Italian Graffiti – Percorsi italiani nella (s)memoria cinematografica collettiva a cura di Massimiliano Schiavoni
Più conosciuto per i suoi melodrammi d’appendice, da Catene in giù, con la coppia Amedeo Nazzari-Yvonne Sanson, Raffaello Matarazzo annovera tra le sue opere anche un cult (o scult, a seconda dei gusti) che negli anni è andato incontro a una vicenda critica piuttosto singolare. La nave delle donne maledette (1953), a conti fatti, è un fumettone esagitato, che contamina selvaggiamente vari filoni di gran moda in Italia negli anni ’50: per l’appunto il melodramma “alla Matarazzo”, il film in costume ai confini del cappa-e-spada, il film-balletto con parentesi coreografiche, e certi erotismi sottaciuti e sublimati, che qui esplodono per la prima volta in buona evidenza. Recuperato in dvd da Medusa dal 26 settembre nei suoi colori originali, andati perduti nelle rare copie in bianco e nero circolanti in tv, il film di Matarazzo prende le mosse da una vicenda talmente intricata che un suo ipotetico riassunto supererebbe la durata del film. Basti sapere che, dopo un’ingiusta condanna davanti a un tribunale spagnolo del ‘700, un’eroina sventurata (May Britt, breve diva di quegli anni) finisce su un galeone di prigioniere dirette alle colonie per scontare la loro pena ai lavori forzati. E, seguita dal prode Ettore Manni che vuol salvarla, e dalla perfida cugina che l’ha fatta condannare, durante il viaggio in mare la donzella vedrà esplodere una violenta ribellione delle prigioniere, con finale catarsi distruttiva.

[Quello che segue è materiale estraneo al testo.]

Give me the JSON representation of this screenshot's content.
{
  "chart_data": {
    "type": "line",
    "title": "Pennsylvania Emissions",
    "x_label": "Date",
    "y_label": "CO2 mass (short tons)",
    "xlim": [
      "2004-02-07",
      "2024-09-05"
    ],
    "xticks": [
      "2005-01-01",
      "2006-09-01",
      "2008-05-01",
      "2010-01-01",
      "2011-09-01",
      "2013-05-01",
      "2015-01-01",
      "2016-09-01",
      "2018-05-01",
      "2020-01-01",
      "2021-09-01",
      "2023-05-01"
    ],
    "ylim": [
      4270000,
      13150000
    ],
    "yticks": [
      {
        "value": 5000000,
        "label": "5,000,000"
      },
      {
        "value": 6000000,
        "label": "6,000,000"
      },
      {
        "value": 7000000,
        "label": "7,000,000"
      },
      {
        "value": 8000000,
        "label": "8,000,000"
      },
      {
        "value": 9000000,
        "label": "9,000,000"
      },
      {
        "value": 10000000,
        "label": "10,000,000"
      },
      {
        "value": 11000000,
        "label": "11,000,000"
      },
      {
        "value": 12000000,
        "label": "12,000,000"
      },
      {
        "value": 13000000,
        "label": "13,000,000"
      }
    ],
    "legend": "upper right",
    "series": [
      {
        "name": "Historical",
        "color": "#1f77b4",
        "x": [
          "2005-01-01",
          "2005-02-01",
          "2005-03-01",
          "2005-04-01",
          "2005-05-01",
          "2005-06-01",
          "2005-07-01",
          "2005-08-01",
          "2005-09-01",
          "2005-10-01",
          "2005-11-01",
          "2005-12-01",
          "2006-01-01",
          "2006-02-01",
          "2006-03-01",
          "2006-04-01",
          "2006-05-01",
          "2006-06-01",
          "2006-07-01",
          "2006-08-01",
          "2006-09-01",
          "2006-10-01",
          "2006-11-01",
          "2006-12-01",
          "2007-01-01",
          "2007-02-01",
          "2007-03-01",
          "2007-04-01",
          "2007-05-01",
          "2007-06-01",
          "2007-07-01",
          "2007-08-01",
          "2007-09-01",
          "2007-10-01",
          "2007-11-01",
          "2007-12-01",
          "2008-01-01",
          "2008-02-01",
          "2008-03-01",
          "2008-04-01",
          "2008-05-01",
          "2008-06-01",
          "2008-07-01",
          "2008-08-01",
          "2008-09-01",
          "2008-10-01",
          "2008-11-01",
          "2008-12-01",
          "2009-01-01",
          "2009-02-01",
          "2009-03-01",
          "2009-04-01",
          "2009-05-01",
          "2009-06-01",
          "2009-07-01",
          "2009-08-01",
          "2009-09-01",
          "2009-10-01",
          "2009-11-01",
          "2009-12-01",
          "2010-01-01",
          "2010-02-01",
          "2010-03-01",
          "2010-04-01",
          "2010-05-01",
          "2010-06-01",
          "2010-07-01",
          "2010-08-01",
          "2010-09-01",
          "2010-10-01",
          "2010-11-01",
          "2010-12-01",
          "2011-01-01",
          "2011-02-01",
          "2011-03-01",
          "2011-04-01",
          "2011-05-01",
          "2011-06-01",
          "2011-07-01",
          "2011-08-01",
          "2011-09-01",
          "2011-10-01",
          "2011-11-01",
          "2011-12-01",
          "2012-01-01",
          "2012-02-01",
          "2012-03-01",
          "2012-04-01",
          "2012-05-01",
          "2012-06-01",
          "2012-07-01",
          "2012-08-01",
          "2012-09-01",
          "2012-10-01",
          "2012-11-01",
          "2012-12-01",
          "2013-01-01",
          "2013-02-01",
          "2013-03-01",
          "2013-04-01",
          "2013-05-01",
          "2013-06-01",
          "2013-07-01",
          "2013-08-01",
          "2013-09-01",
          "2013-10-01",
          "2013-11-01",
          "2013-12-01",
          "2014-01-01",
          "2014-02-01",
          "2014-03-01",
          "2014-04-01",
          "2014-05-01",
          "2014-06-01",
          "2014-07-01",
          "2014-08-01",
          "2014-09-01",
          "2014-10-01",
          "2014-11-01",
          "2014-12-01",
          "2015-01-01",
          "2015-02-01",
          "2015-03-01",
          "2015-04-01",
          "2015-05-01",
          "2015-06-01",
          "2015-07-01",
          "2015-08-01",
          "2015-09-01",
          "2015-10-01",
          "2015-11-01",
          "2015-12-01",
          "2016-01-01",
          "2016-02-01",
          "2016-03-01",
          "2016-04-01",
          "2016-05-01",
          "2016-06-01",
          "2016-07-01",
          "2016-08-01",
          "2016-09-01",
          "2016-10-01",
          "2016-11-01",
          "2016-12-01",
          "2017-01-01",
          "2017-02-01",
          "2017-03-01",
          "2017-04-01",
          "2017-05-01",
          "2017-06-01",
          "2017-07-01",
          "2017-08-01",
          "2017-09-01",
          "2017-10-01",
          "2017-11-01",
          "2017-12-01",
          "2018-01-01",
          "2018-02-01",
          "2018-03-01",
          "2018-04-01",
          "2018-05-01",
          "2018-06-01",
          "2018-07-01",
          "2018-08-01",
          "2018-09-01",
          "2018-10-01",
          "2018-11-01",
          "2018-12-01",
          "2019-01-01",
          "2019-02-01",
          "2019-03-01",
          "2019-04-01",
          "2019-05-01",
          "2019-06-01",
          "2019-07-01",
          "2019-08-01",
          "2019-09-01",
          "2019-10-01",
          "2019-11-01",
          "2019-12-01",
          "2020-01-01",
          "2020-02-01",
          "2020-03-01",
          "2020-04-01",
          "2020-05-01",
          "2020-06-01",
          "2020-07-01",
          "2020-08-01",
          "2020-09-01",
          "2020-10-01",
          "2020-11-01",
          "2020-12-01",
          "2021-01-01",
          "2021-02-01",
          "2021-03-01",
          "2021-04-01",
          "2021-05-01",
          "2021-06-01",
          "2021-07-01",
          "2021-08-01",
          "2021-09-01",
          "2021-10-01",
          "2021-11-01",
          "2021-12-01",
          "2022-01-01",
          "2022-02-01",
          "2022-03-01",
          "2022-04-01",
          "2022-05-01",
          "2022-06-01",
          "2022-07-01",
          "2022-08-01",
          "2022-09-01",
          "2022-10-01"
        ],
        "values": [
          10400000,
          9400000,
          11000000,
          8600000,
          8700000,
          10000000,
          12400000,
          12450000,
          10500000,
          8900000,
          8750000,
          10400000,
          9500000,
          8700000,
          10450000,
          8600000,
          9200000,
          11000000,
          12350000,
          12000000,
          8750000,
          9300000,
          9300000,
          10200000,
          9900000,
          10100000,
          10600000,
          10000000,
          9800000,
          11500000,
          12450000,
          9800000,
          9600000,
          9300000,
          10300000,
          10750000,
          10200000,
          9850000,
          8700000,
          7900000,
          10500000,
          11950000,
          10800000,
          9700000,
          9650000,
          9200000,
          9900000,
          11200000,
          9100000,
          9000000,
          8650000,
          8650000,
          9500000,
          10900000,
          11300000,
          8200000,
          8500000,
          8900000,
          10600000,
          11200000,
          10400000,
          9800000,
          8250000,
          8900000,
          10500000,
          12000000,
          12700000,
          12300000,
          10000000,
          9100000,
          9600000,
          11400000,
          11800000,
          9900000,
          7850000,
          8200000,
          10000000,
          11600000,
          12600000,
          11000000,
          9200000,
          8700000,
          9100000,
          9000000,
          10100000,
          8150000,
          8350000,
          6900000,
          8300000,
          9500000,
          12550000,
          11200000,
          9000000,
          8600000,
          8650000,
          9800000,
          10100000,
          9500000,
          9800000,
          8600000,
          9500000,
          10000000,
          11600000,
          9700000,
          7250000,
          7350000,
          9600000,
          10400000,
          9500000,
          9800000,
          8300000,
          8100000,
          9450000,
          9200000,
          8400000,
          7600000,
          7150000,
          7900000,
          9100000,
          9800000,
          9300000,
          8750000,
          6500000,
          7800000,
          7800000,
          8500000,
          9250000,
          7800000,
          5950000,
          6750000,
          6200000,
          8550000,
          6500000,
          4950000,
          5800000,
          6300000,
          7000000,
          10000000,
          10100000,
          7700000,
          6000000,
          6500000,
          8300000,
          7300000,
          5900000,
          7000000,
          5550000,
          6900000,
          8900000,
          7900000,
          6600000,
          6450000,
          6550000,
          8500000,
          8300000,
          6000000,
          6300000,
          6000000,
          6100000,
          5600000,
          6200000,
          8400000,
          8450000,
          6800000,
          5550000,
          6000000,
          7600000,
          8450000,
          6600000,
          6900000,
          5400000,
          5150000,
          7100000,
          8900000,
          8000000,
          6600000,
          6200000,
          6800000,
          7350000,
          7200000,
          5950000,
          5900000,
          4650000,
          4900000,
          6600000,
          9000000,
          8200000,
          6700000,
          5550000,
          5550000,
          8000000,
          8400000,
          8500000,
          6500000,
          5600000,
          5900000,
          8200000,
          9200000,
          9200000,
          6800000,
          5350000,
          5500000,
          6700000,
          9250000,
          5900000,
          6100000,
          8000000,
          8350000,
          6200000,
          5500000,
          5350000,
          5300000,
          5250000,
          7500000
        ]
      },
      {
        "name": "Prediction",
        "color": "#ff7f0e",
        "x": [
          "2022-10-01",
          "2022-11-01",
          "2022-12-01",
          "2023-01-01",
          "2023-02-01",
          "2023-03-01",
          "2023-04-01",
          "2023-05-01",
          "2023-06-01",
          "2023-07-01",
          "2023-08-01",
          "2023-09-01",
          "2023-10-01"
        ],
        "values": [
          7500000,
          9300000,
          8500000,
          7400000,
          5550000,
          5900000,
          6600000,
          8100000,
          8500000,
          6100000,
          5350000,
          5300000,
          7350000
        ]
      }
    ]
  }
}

A distanza di anni si è aperta sul film una sorta di “caccia alla teoria allegorica più eccentrica”, speculando su proto-femminismo, riflessi di conflitto mistico-ideologico tra comunismo e cattolicesimo, e quant’altro. E’ vero che Matarazzo chiude la vicenda su una conversione generale che annienta il caos scoppiato sulla nave, ma né più né meno ci ritroviamo nel consueto misticismo salvifico che già caratterizzava i suoi melodrammoni più conosciuti. Al di là delle più sfrenate teorie, è interessante invece prendere il film per quel che è: un esempio di contaminazione di generi, affastellati e/o giustapposti per fare cassetta andando incontro indiscriminatamente a tutti i gusti possibili del pubblico. Dopo aver sondato il suo pubblico su “lacrime e sangue” e costumi e scenografie cheap, stavolta Matarazzo scopre che anche qualche centimetro di epidermide femminile può avere il suo buon peso, e si lancia in dettagli iperbolici di seni popputi con tanto di controcampo di marinai in fregola. Così come il sadismo ha il suo perché, e quindi giù di frustate su corpi nudi maschili e femminili. Una contaminazione sfrenata in funzione commerciale. Ovvero, un primo esempio di ciò che nei nostri anni ’70 diventerà una consueta deriva. A fronte di una monotonia visiva spesso disarmante (la macchina da presa si muove per costanti e timide panoramiche in inquadratura frontale, quasi come su un palcoscenico), Matarazzo indugia infatti in sequenze tra le prigioniere ammassate che sembrano anticipare certi sbracati prison-movie al femminile di vent’anni dopo. Insomma, non ci sarebbe da stupirsi se, dopo essersi divorato tutto il nostro cinema anni ’70, Quentin Tarantino trovasse in La nave delle donne maledette un nuovo idolo da venerare. Fosse solo per quel branco di donne violente e autoritarie che, mettendo a soqquadro un galeone spagnolo, sembrano uscite dalla blaxploitation americana.